There are many benefits Boulton sees in Agfa’s Arkitex; a major one is that it provides a high degree of standardisation. As a software programme, it can be tasked to manage the requirements of each particular site, taking into account the presses, folders and cut-offs available, and so on; but the really clever bit is the way Agfa has teamed up with Hewlett-Packard to produce a standard configuration on which Arkitex runs. HP has brought together a series of process controllers onto a modular stand-alone chassis rack where additional processor boards and storage can be slotted in. All 23 sites around the world have the same rack: the numbers installed at each site may vary depending on the measure of redundancy required, but the only variations are likely to be in the interface with the newspaper’s plate- or filmsetters.
Such an approach delivers a number of benefits; FT can strike a lease agreement for each site, as the cost of setting up and maintaining them is predictable. Local maintenance and support can be put in place as well and the built-in redundancy capacity ensures integrity of service. The introduction of a new printing facility can be carried out without interfering with or disrupting that newspaper production site’s established working regime; and the integration is complete within a predictable time frame, usually about two weeks.
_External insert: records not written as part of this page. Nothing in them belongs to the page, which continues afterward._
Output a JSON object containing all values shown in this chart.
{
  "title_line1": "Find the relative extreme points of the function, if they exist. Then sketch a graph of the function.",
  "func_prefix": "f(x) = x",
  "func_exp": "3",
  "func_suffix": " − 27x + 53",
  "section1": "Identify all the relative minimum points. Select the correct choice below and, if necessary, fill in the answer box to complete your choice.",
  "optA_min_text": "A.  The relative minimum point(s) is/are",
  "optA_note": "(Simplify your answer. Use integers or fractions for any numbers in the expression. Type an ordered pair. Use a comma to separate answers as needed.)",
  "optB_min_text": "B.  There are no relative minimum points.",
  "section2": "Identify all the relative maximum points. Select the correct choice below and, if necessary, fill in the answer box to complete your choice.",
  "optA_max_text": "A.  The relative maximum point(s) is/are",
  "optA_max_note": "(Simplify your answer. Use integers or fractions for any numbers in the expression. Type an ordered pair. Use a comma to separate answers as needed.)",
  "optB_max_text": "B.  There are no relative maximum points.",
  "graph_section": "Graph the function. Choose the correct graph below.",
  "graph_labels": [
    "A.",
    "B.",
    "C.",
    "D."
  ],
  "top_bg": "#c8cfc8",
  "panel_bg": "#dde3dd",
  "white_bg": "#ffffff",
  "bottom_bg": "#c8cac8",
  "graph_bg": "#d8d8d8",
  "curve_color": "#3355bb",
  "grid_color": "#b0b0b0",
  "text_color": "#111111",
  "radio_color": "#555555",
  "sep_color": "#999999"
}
This is an area where Dupuy is very active and he has considerable praise for the contribution Agfa makes: “They handle the preloading and configuration of each Arkitex system and Geert Verecken, Agfa’s systems specialist, is in many ways my right hand man. He oversees all the aspects of getting Arkitex up to speed at the new site and if there are any hardware problems, he sorts it out with Hewlett-Packard.”
Dupuy also explains that Verecken’s team is able to remotely monitor all the Arkitex systems from Belgium. This is a particular plus as it provides the opportunity to call out the local service agents to undertake remedial maintenance or servicing by switching operations to the built-in redundant capacity. A team could be on site before any of the operators are aware of a need for a service call.
The FT takes an active role in making sure the global network runs smoothly. Boulton says: “I handle troubleshooting using a site assessment schedule which includes visiting most sites around the world over a given period. There are issues that I have to deal with from time to time, but I have always been able to do this within a very positive framework. Issues vary and there is no particular pattern. To be honest, the printers we work with are fantastic and the visits are as much about team building and exchanging ideas as rectifying any problems.”
Because Arkitex runs on a common platform there is a considerable cross-fertilisation of ideas and information amongst the newspaper producers. “There is considerable kudos for the printers who produce the FT, mainly by association with our product; but it definitely brings in other business opportunities, both for them and for us,” says Boulton.